Maintenant qu’il a eu la piqure pour la compétition, il sera difficile de faire descendre Philippe Trudel de sa moto.

«J’aime le fait que ce soit un mélange de préparation, de talent et d’évaluation. Lorsque tu es live sur le circuit, tout change au cours de la journée. Les essais ont lieu le matin, les qualifications sont dans l’après-midi, et souvent, on course vers 20h ou 21h. Il faut s’adapter aux changements de la piste.»

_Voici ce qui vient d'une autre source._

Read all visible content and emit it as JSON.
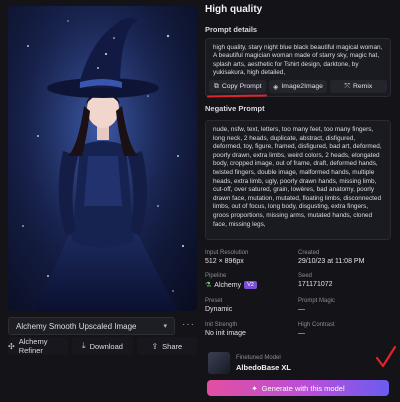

«Les conditions changent, mais la température aussi. Il faut s’adapter tout au long de la compétition. Il faut être polyvalent. Je suis vraiment chanceux d’avoir ma femme avec moi. Elle m’aide énormément avec le tournevis. On a du fun parce que c’est devenu notre deuxième famille. Il y en a qui vont faire du camping de plage la fin de semaine, et bien nous, c’est du camping de course. Évidemment, j’aime aussi l’adrénaline qui vient avec ça», ajoute celui qui habite désormais Saint-Prosper.

Direction Sainte-Geneviève-de-Batiscan

À nouveau cette année, motos et VTT sont attendus sur la rivière Batiscan le 22 février prochain dans le cadre du deuxième Challenge Ovale de Sainte-Geneviève-de-Batiscan. Le pilote de 38 ans en sera à sa première expérience sur glace.

«Je vais être là c’est sûr!», lance-t-il sans hésitation. «Ma moto ne sera pas parfaitement montée, surtout parce que je garde mon budget pour l’été. J’ai déjà fait du flat track sur la glace dans le passé, mais par pur plaisir. J’ai bien hâte de voir comment ça va se passer.»

«La moto va être complètement différente de celle que je conduis l’été. On va avoir des crampons, en plus des nouveaux réglages de suspension et de freins. On va aller s’amuser! On va essayer de viser le podium parce que c’est sûr que je ne vais pas là pour finir dernier.»

De son propre aveu, il espère compétitionner tant que la santé et le budget lui permettront. D’ailleurs, si des entreprises veulent l’aider à poursuivre ses ambitions en le commanditant, libre à elles de prendre contact avec Philippe.

«C’est certain que si des entreprises de la région veulent m’appuyer, elles sont les bienvenues. Je dois remercier mon employeur aussi, le Groupe Lafrenière Tracteurs, qui m’aide à pouvoir me rendre aux courses en ajustant mon horaire.»

«J’espère pouvoir continuer pendant un bout. On voit plusieurs pilotes de plus de 50 ans sur le circuit et ils sont encore très dominants», conclut-il.